De acordo com projeto, delegados poderão fazer julgamento antes de inquérito

12 agosto 2009 - 17h41
Casos poderão ser solucionados por delegados no lugar dos juízes
Casos poderão ser solucionados por delegados no lugar dos juízes - Divulgação
Fort  Atacadista - 21 ANOS

  Para tentar diminuir o crescente volume de processos nos fóruns, o deputado federal Regis de Oliveira (PSC-SP) criou projeto de Lei 5.117/09, que prevê que
crimes com penas de até dois anos de prisão poderão ser julgados pelos próprios delegados no momento do registro do Boletim de Ocorrência ou do Termo Circunstanciado antes que seja aberto um inquérito policial.

  A idéia é a de que a Justiça torne-se mais rápida com os delegados sendo conciliadores de pessoas envolvidas em crimes considerados de menor potencial ofensivo.

  O projeto propõe a alteração da Lei 9.099/95, atribuindo aos delegados as mesmas funções realizadas nos Juizados Especiais, com competência para promover a conciliação, julgamento e a execução de infrações leves.

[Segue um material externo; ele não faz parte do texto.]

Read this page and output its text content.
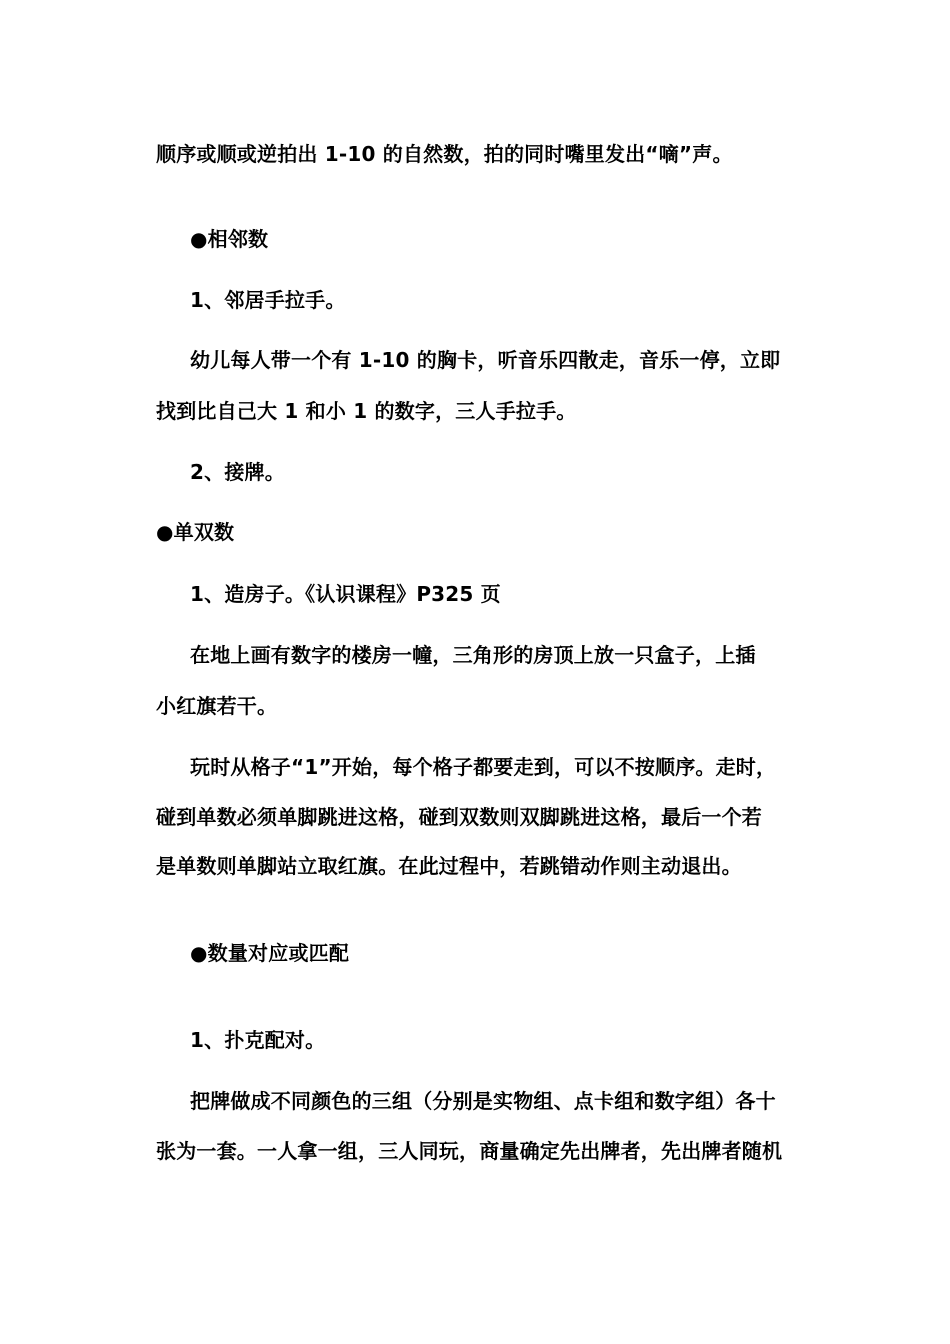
顺序或顺或逆拍出 1-10 的自然数，拍的同时嘴里发出“嘀”声。
●相邻数
1、邻居手拉手。
幼儿每人带一个有 1-10 的胸卡，听音乐四散走，音乐一停，立即
找到比自己大 1 和小 1 的数字，三人手拉手。
2、接牌。
●单双数
1、造房子。《认识课程》P325 页
在地上画有数字的楼房一幢，三角形的房顶上放一只盒子，上插
小红旗若干。
玩时从格子“1”开始，每个格子都要走到，可以不按顺序。走时，
碰到单数必须单脚跳进这格，碰到双数则双脚跳进这格，最后一个若
是单数则单脚站立取红旗。在此过程中，若跳错动作则主动退出。
●数量对应或匹配
1、扑克配对。
把牌做成不同颜色的三组（分别是实物组、点卡组和数字组）各十
张为一套。一人拿一组，三人同玩，商量确定先出牌者，先出牌者随机
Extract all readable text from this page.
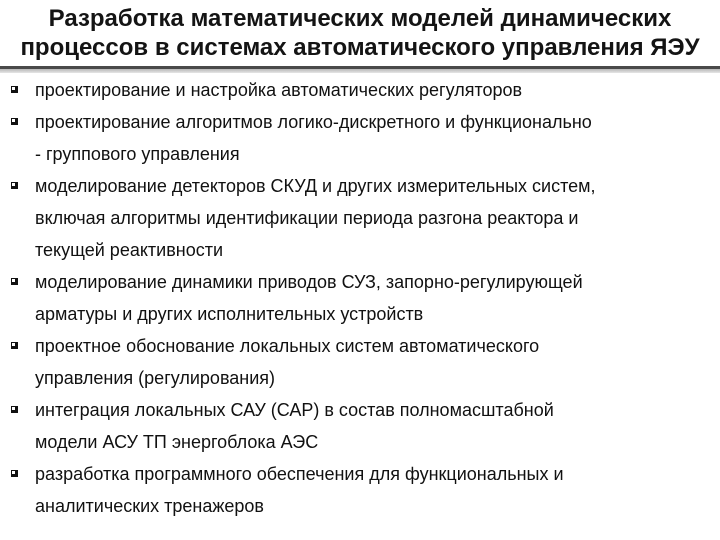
Разработка математических моделей динамических
процессов в системах автоматического управления ЯЭУ
проектирование и настройка автоматических регуляторов
проектирование алгоритмов логико-дискретного и функционально
- группового управления
моделирование детекторов СКУД и других измерительных систем,
включая алгоритмы идентификации периода разгона реактора и
текущей реактивности
моделирование динамики приводов СУЗ, запорно-регулирующей
арматуры и других исполнительных устройств
проектное обоснование локальных систем автоматического
управления (регулирования)
интеграция локальных САУ (САР) в состав полномасштабной
модели АСУ ТП энергоблока АЭС
разработка программного обеспечения для функциональных и
аналитических тренажеров
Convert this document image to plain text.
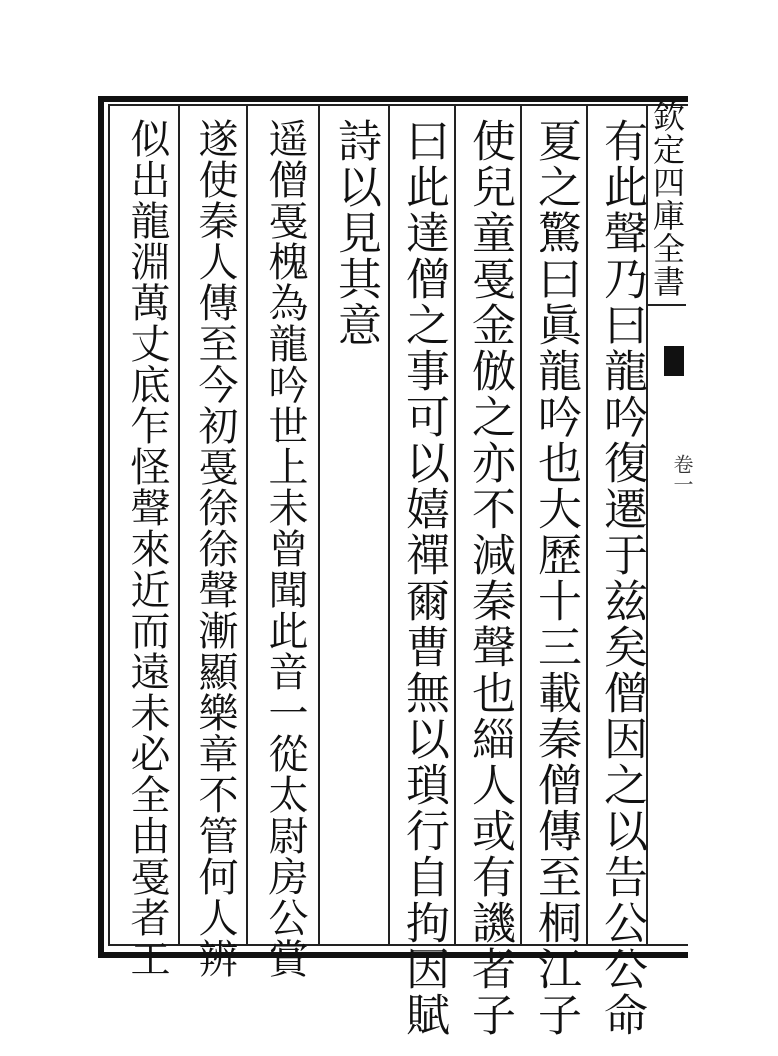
欽定四庫全書
卷一
有此聲乃曰龍吟復遷于兹矣僧因之以告公公命
夏之驚曰眞龍吟也大歷十三載秦僧傳至桐江子
使兒童戞金倣之亦不減秦聲也緇人或有譏者子
曰此達僧之事可以嬉禪爾曹無以瑣行自拘因賦
詩以見其意
遥僧戞槐為龍吟世上未曾聞此音一從太尉房公賞
遂使秦人傳至今初戞徐徐聲漸顯樂章不管何人辨
似出龍淵萬丈底乍怪聲來近而遠未必全由戞者工
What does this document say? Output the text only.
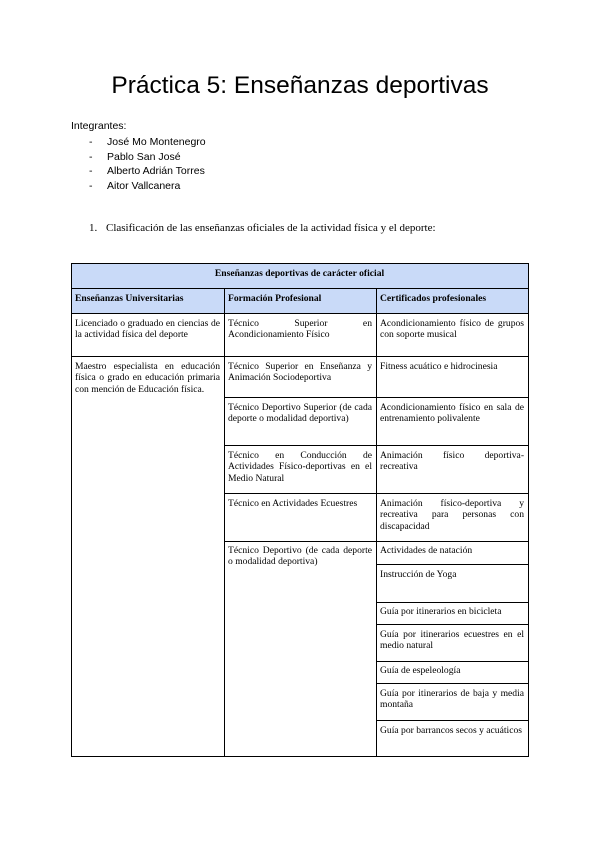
Práctica 5: Enseñanzas deportivas
Integrantes:
- José Mo Montenegro
- Pablo San José
- Alberto Adrián Torres
- Aitor Vallcanera
1. Clasificación de las enseñanzas oficiales de la actividad física y el deporte:
Enseñanzas deportivas de carácter oficial		
Enseñanzas Universitarias	Formación Profesional	Certificados profesionales
Licenciado o graduado en ciencias de la actividad física del deporte	Técnico Superior en Acondicionamiento Físico	Acondicionamiento físico de grupos con soporte musical
Maestro especialista en educación física o grado en educación primaria con mención de Educación física.	Técnico Superior en Enseñanza y Animación Sociodeportiva	Fitness acuático e hidrocinesia
	Técnico Deportivo Superior (de cada deporte o modalidad deportiva)	Acondicionamiento físico en sala de entrenamiento polivalente
	Técnico en Conducción de Actividades Físico-deportivas en el Medio Natural	Animación físico deportiva-recreativa
	Técnico en Actividades Ecuestres	Animación físico-deportiva y recreativa para personas con discapacidad
	Técnico Deportivo (de cada deporte o modalidad deportiva)	Actividades de natación
		Instrucción de Yoga
		Guía por itinerarios en bicicleta
		Guía por itinerarios ecuestres en el medio natural
		Guía de espeleología
		Guía por itinerarios de baja y media montaña
		Guía por barrancos secos y acuáticos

  Com a mudança, mesmo com flagrante, o registro do Boletim de Ocorrência fica a critério do delegado. Se ele conseguir estabelecer um acordo entre as partes, pode dispensar o flagrante e não registrar B.O., e sim um termo circunstanciado para depois encaminhar a um juiz para homologação. Fato esse que poderá diminuir os custos do processo criminal.
 
  O projeto tramita em caráter conclusivo e está sendo analisado pela Comissão de Segurança Pública e Combate ao Crime Organizado, e depois irá para a Comissão de Constituição e Justiça e de Cidadania (CCJ).


  Os crimes que poderão ser solucionados pelos delegados são:Lesões corporais;Exposição ou abandono de recém-nascido; Maus tratos; Constrangimento ilegal; Ameaça; Entrega de filho menor a pessoa inidônea; Abandono moral; Induzimento à fuga, entrega arbitrária ou sonegação de incapazes; Subtração de incapazes; Exercício ilegal da Medicina, de arte dentária ou farmacêutica; Incitação ao crime; Apologia ao crime ou criminoso.

  Além de alguns crimes contra a administração pública, relações de consumo, Código de Trânsito e o meio ambiente.